Authentication and authorization

[eboileau]

Aims/objectives.

Add login (sign-in), logout, and sign-up to the application, secure API calls, route guards using Vue Router, etc.

A clear and concise description of todo items.

• What does login provide? Dataset upload via form (dataset can be made public or kept private/for user only), dataset management (e.g. tag dataset from Browse view, create "carts" or profiles, share dataset (public or private) via links, access to restricted vs. public data), ...
• Do we need full role-based authorization, e.g. admin for project creation.

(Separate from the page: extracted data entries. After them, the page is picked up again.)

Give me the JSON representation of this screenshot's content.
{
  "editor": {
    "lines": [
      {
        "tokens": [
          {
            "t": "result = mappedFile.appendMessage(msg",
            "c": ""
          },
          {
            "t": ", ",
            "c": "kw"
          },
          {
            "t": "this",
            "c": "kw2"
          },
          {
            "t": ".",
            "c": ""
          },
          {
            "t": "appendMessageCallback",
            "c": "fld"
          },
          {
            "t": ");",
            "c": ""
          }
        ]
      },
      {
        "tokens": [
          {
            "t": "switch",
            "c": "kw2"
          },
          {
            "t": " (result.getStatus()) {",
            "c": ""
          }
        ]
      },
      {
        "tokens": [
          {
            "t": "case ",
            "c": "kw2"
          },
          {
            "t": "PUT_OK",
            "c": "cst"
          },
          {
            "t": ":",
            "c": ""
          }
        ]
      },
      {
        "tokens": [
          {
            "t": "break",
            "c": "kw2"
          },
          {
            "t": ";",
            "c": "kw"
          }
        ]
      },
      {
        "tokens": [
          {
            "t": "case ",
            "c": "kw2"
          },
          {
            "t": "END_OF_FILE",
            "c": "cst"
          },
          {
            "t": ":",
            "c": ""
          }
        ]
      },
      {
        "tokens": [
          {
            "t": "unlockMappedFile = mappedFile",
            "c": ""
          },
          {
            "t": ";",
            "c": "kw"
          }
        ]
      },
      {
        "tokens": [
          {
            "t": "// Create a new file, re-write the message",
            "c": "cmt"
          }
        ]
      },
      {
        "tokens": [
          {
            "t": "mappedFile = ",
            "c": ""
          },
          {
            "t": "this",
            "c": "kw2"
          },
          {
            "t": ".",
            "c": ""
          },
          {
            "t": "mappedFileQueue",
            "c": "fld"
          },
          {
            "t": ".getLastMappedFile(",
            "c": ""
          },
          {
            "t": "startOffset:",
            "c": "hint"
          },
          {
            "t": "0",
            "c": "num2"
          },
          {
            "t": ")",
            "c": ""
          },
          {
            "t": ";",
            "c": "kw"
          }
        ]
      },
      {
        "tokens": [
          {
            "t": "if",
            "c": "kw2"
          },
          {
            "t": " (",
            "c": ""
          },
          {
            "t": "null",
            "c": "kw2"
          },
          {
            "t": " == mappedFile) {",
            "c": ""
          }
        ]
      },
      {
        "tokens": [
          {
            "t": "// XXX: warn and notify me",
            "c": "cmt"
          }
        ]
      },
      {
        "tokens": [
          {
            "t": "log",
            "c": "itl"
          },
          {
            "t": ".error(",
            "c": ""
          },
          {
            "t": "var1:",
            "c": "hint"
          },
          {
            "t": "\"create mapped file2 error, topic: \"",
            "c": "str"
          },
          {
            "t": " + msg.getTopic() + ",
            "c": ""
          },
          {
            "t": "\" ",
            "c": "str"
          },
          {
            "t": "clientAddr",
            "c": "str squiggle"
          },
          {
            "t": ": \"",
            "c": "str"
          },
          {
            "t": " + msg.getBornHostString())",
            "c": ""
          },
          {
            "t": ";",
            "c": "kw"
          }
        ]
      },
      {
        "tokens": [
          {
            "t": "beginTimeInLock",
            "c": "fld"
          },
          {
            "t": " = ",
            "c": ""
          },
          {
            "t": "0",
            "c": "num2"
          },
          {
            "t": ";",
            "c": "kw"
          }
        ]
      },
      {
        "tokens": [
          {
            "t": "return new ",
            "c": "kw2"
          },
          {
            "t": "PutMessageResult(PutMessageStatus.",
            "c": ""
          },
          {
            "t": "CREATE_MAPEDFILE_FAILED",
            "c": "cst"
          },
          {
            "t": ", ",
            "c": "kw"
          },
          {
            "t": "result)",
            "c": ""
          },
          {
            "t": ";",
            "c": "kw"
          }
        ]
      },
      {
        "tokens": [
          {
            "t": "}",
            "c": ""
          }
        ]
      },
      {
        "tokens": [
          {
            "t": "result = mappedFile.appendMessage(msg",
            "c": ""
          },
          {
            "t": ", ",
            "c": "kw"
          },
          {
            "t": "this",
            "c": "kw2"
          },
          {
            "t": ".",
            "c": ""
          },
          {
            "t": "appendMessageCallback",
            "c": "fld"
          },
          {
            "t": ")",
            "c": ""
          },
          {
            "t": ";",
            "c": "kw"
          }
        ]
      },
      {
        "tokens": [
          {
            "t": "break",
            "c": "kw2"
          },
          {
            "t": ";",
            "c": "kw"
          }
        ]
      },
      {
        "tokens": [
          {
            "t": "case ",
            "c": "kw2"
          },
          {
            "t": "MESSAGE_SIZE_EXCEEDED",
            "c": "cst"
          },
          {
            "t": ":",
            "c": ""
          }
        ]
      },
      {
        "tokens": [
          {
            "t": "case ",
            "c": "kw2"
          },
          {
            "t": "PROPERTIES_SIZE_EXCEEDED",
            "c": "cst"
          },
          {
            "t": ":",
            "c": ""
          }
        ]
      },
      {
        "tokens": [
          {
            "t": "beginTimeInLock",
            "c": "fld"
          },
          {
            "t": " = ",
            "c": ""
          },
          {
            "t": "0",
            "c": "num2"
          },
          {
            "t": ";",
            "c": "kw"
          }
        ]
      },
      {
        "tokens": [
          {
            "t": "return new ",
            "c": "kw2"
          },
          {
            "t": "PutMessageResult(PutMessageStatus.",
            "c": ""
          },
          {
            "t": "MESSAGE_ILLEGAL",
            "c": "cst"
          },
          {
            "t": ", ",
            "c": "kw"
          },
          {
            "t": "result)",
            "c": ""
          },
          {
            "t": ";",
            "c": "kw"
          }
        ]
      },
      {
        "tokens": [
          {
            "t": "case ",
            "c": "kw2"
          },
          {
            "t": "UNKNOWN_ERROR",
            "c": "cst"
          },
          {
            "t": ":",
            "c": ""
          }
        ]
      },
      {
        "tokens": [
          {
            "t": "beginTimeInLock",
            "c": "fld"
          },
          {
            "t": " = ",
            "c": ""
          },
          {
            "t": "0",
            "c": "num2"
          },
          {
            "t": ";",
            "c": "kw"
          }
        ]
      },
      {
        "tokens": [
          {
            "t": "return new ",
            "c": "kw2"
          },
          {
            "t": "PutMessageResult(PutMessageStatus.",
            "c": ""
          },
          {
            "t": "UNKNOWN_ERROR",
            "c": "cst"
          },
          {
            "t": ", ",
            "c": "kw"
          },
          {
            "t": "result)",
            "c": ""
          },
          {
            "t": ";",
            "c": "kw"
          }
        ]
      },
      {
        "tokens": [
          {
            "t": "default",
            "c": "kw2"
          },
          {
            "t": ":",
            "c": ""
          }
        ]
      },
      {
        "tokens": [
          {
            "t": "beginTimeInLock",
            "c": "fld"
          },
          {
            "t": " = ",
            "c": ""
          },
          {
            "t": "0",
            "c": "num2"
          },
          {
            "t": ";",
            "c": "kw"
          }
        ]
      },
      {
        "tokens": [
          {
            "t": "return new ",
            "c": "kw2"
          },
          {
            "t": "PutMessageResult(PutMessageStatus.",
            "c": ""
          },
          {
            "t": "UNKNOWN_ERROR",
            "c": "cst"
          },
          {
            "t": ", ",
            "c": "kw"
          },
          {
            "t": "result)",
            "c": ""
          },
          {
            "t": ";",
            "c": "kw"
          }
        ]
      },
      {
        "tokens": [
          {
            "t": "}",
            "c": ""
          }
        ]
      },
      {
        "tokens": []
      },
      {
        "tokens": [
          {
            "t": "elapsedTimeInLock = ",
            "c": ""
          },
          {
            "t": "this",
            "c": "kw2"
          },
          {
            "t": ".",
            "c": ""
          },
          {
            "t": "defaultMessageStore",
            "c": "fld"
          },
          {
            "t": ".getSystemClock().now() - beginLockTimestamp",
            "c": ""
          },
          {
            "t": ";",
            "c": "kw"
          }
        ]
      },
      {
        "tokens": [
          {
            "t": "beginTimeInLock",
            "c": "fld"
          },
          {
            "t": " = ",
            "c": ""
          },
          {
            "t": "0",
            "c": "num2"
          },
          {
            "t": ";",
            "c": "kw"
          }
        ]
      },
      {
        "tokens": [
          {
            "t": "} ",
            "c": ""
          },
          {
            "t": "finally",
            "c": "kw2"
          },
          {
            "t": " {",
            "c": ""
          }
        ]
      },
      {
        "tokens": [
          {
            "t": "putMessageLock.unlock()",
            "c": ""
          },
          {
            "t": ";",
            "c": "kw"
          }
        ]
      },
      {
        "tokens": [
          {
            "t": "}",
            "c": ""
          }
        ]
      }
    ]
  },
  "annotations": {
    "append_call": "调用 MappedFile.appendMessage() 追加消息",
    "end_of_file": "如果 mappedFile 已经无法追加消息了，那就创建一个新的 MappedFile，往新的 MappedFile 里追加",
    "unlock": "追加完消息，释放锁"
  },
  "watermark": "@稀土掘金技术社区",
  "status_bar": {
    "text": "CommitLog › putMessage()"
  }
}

Currently this is done via the Flask CLI, and maybe this is enough...
• How? e.g. Cookie-based/JWT authentication (Flask -> Axios), there is also Pinia , a state management library that could be used for that (we may need it anyway to track a user session...), and other authentication-as-a-service solutions, e.g. open source alternatives to Auth0.

Notes/questions.

• I think the current setup with all routes going to / may not work when adding "secure routes". Besides, this does not currently allow to "go back/go forward", as it always returns to home/index.
• Do we need to add database tables to record user information?

[HaraldWilhelmi]

Few general ideas:

• May be we should first decide where our account database should live. The following options come to mind: A LDAP server (including AD, e.g. the AG Dieterich LDAP server), an external OAUTH2 provider (e.g. GitHub), the local database.
• JWT allows a stateless server. That is nice, but only helps if we don't need state on the server for other reasons. E.g. in Medex we decided to have a per-session server-side cached data in the database.